The plans for a seven-story building to rise on southeast corner of Telegraph Avenue and 26th Street in Oakland’s KoreaTown, with 97 condos over nearly 9,000 square feet of retail space and a garage for 116 cars, were originally approved in January of 2006.
Waylaid by the Great Recession and a general inability to attract financing, the old 2538 Telegraph Avenue building on the site, which Tower Records once occupied, has yet to be razed. And while entitlements for the development would have normally expired long ago, a number of administrative extensions were extended by the City in order to keep the approvals and permits for the project alive.
With the last administrative extension slated to expire at the end of this year, and Oakland’s City Council not expected to extend another, the owners of the property are now asking Oakland’s Planning Commission for another two-year extension to break ground.
According to the San Francisco-based property owners, they are “close to finalizing a deal that will allow [them] to finally develop this project,” but they need more time. We’ll note the owners also have the property on the market as a fully-approved project for $6 million, a price which would drop if the entitlements were lost.
Oakland’s Bureau of Planning is recommending the extension be granted and the hearing is to be held this Wednesday, October 21.
This is a travesty. The 2008-2012 extensions were warranted but now they’re just sitting on the entitlements and banking the land to the detriment of the city.
If they can’t get financing, force their hand in selling to a developer that can and will act NOW.
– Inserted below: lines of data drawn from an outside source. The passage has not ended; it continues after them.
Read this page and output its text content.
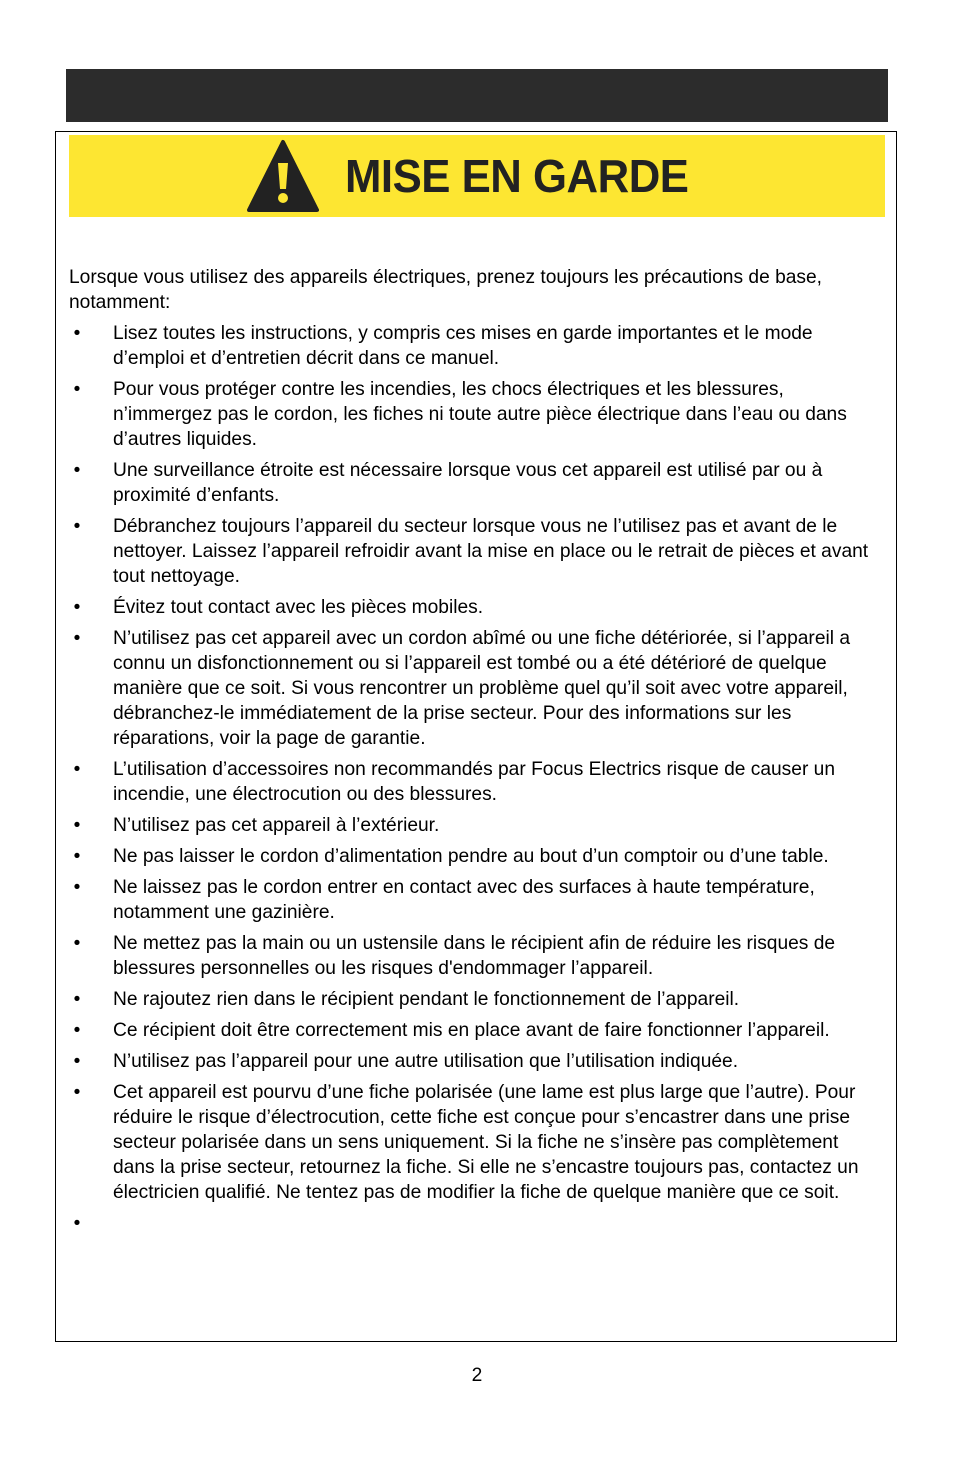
MISE EN GARDE

Lorsque vous utilisez des appareils électriques, prenez toujours les précautions de base, notamment:

• Lisez toutes les instructions, y compris ces mises en garde importantes et le mode d’emploi et d’entretien décrit dans ce manuel.
• Pour vous protéger contre les incendies, les chocs électriques et les blessures, n’immergez pas le cordon, les fiches ni toute autre pièce électrique dans l’eau ou dans d’autres liquides.
• Une surveillance étroite est nécessaire lorsque vous cet appareil est utilisé par ou à proximité d’enfants.
• Débranchez toujours l’appareil du secteur lorsque vous ne l’utilisez pas et avant de le nettoyer. Laissez l’appareil refroidir avant la mise en place ou le retrait de pièces et avant tout nettoyage.
• Évitez tout contact avec les pièces mobiles.
• N’utilisez pas cet appareil avec un cordon abîmé ou une fiche détériorée, si l’appareil a connu un disfonctionnement ou si l’appareil est tombé ou a été détérioré de quelque manière que ce soit. Si vous rencontrer un problème quel qu’il soit avec votre appareil, débranchez-le immédiatement de la prise secteur. Pour des informations sur les réparations, voir la page de garantie.
• L’utilisation d’accessoires non recommandés par Focus Electrics risque de causer un incendie, une électrocution ou des blessures.
• N’utilisez pas cet appareil à l’extérieur.
• Ne pas laisser le cordon d’alimentation pendre au bout d’un comptoir ou d’une table.
• Ne laissez pas le cordon entrer en contact avec des surfaces à haute température, notamment une gazinière.
• Ne mettez pas la main ou un ustensile dans le récipient afin de réduire les risques de blessures personnelles ou les risques d'endommager l’appareil.
• Ne rajoutez rien dans le récipient pendant le fonctionnement de l’appareil.
• Ce récipient doit être correctement mis en place avant de faire fonctionner l’appareil.
• N’utilisez pas l’appareil pour une autre utilisation que l’utilisation indiquée.
• Cet appareil est pourvu d’une fiche polarisée (une lame est plus large que l’autre). Pour réduire le risque d’électrocution, cette fiche est conçue pour s’encastrer dans une prise secteur polarisée dans un sens uniquement. Si la fiche ne s’insère pas complètement dans la prise secteur, retournez la fiche. Si elle ne s’encastre toujours pas, contactez un électricien qualifié. Ne tentez pas de modifier la fiche de quelque manière que ce soit.
•
2
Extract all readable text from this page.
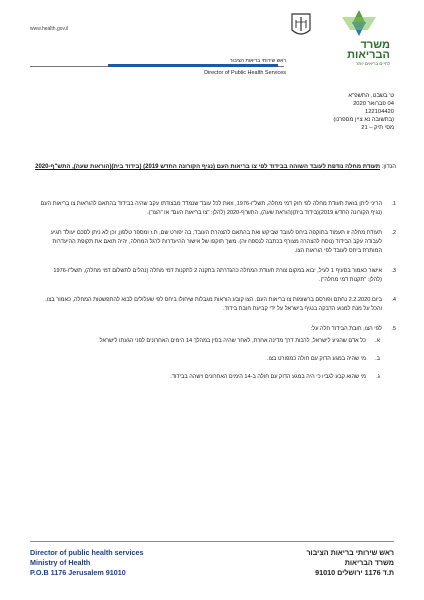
www.health.gov.il
משרד
הבריאות
לחיים בריאים יותר
ראש שירותי בריאות הציבור
Director of Public Health Services
ט' בשבט, התשפ"א
04 פברואר 2020
122104420
(בתשובה נא ציין מספרנו)
מסי תיק – 21
הנדון: תעודת מחלה נודפת לעובד השוהה בבידוד לפי צו בריאות העם (נגיף הקורונה החדש 2019) (בידוד בית)(הוראות שעה), התש"ף-2020
1.
הריני ליתן בזאת תעודת מחלה לפי חוק דמי מחלה, תשל"ו-1976, וזאת לכל עובד שנמדד מבצודתו עקב שהיה בבידוד בהתאם להוראות צו בריאות העם (נגיף הקורונה החדש 2019)(בידוד בית)(הוראת שעה), התש"ף-2020 (להלן: "צו בריאות העם" או "הצו").
2.
תעודת מחלה זו תעמוד בתוקפה ביחס לעובד שביקש ואת בהתאם להצהרת העובד, בה יפורט שם, ת.ז ומספר טלפון, וכן לא ניתן לסכם יעולד תגיע לעבודה עקב הבידוד (נוסח להצהרה מצורף בכתבה לנספח זה). משך תוקפו של אישור ההיעדרות לרגל המחלה, יהיה תואם את תקופת ההיעדרות המותרת ביחס לעובד לפי הוראות הצו.
3.
אישור כאמור בסעיף 1 לעיל, יבוא במקום צורת תעודת המחלה כהגדרתה בתקנה 2 לתקנות דמי מחלה (נהלים לתשלום דמי מחלה), תשל"ו-1976 (להלן: "תקנות דמי מחלה").
4.
ביום 2.2.2020 נחתם ופורסם ברשומות צו בריאות העם. הצו קובע הוראות מגבלות שיחולו ביחס לפי שעלולים לבוא להתפשטות המחלה, כאמור בצו, והכל על מנת למנוע הדבקה בנגיף בישראל על ידי קביעת חובת בידוד.
5.
לפי הצו, חובת הבידוד חלה על:
א.
כל אדם שהגיע לישראל, לרבות דרך מדינה אחרת, לאחר שהיה בסין במהלך 14 הימים האחרונים לפני הגעתו לישראל.
ב.
מי שהיה במגע הדוק עם חולה כמפורט בצו.
ג.
מי שהוא קבע לגביו כי היה במגע הדוק עם חולה ב-14 הימים האחרונים וישהה בבידוד.
Director of public health services
Ministry of Health
P.O.B 1176 Jerusalem 91010
ראש שירותי בריאות הציבור
משרד הבריאות
ת.ד 1176 ירושלים 91010
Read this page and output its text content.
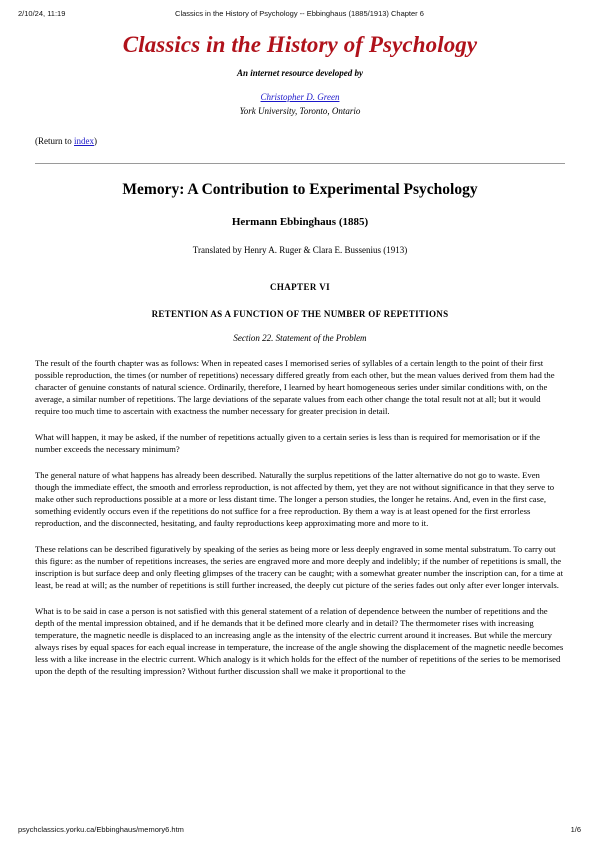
2/10/24, 11:19	Classics in the History of Psychology -- Ebbinghaus (1885/1913) Chapter 6
Classics in the History of Psychology

An internet resource developed by

Christopher D. Green

York University, Toronto, Ontario

(Return to index)

Memory: A Contribution to Experimental Psychology
Hermann Ebbinghaus (1885)

Translated by Henry A. Ruger & Clara E. Bussenius (1913)

CHAPTER VI

RETENTION AS A FUNCTION OF THE NUMBER OF REPETITIONS

Section 22. Statement of the Problem

The result of the fourth chapter was as follows: When in repeated cases I memorised series of syllables of a certain length to the point of their first possible reproduction, the times (or number of repetitions) necessary differed greatly from each other, but the mean values derived from them had the character of genuine constants of natural science. Ordinarily, therefore, I learned by heart homogeneous series under similar conditions with, on the average, a similar number of repetitions. The large deviations of the separate values from each other change the total result not at all; but it would require too much time to ascertain with exactness the number necessary for greater precision in detail.

What will happen, it may be asked, if the number of repetitions actually given to a certain series is less than is required for memorisation or if the number exceeds the necessary minimum?

The general nature of what happens has already been described. Naturally the surplus repetitions of the latter alternative do not go to waste. Even though the immediate effect, the smooth and errorless reproduction, is not affected by them, yet they are not without significance in that they serve to make other such reproductions possible at a more or less distant time. The longer a person studies, the longer he retains. And, even in the first case, something evidently occurs even if the repetitions do not suffice for a free reproduction. By them a way is at least opened for the first errorless reproduction, and the disconnected, hesitating, and faulty reproductions keep approximating more and more to it.

These relations can be described figuratively by speaking of the series as being more or less deeply engraved in some mental substratum. To carry out this figure: as the number of repetitions increases, the series are engraved more and more deeply and indelibly; if the number of repetitions is small, the inscription is but surface deep and only fleeting glimpses of the tracery can be caught; with a somewhat greater number the inscription can, for a time at least, be read at will; as the number of repetitions is still further increased, the deeply cut picture of the series fades out only after ever longer intervals.

What is to be said in case a person is not satisfied with this general statement of a relation of dependence between the number of repetitions and the depth of the mental impression obtained, and if he demands that it be defined more clearly and in detail? The thermometer rises with increasing temperature, the magnetic needle is displaced to an increasing angle as the intensity of the electric current around it increases. But while the mercury always rises by equal spaces for each equal increase in temperature, the increase of the angle showing the displacement of the magnetic needle becomes less with a like increase in the electric current. Which analogy is it which holds for the effect of the number of repetitions of the series to be memorised upon the depth of the resulting impression? Without further discussion shall we make it proportional to the

psychclassics.yorku.ca/Ebbinghaus/memory6.htm	1/6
I think that’s the point, nobody is going to act now.
Nobody? Because?
Kinda annoyed this is the first Oakland story reported on SocketSite in a while… a bleak entitlements story. No report on an entire block of Old Oakland being sold? No report on at least three downtown developments finally breaking ground (612 18th St, 528 20th St, 459 8th St) Like, it is in fact news that Bank of Marin financed at 25 unit building in downtown Oakland.
I think socketsite does a great job and am happy with whatever they come up with in the editorial time they have, but for what its worth, I’d like to know more about these. Seems like a shift is happening with some investment flowing into the Eastbay, and I’ll certainly be reading eagerly to understand that better.
absolutely. I love socketsite but I’d also love more east bay coverage. at this point it might even make sense to build out an entire sister site, just for the east bay!
Good suggestion. For now though the shift to Oakland from SF has just started. In its infancy. A few decades from now that shift, IMO – both residential and commercial, will be amazing and folks will be saying – why did I not see it?! It was so obvious!
So a sister site will come as Oakland increasingly challenges SF in these matters but for now it’d be great to see more Oakland/East bay coverage. Go east – young man or woman.
Are you paying attention to the cultural backlash that’s occurring, Dave? Especially in the areas between Oakland Berkeley and Emeryville, like Golden Gate, Santa Fe, Longfellow? you are precisely the guy they are worried about. It isn’t undiscovered territory bro. People live there already.
It’s absolutely horrifying that families want to move into these areas. Next thing you know, stuff like this happens: Parents pushing the school district to reopen Santa Fe Elementary School on 54th Street got their collective foot in the door Wednesday night with a nod from the school board.
Your point has nothing to do with my point.
Before anyone jumps on the parking ratios…Oakland has just joined the 21st century and has proposed wide-ranging changes to parking requirement, which include ZERO parking requirements in downtown (although no maximums…so the market will decide), and will also require unbundling parking for both new condo and rental projects. And outside of downtown, parking drops to 1 per unit (was actually 1.5 in several loations). Hopefully it will be approved without too much fuss.
That’s the SOUTHeast corner. (The NE corner is the old Sears Auto Center building, which I believe, is occupied).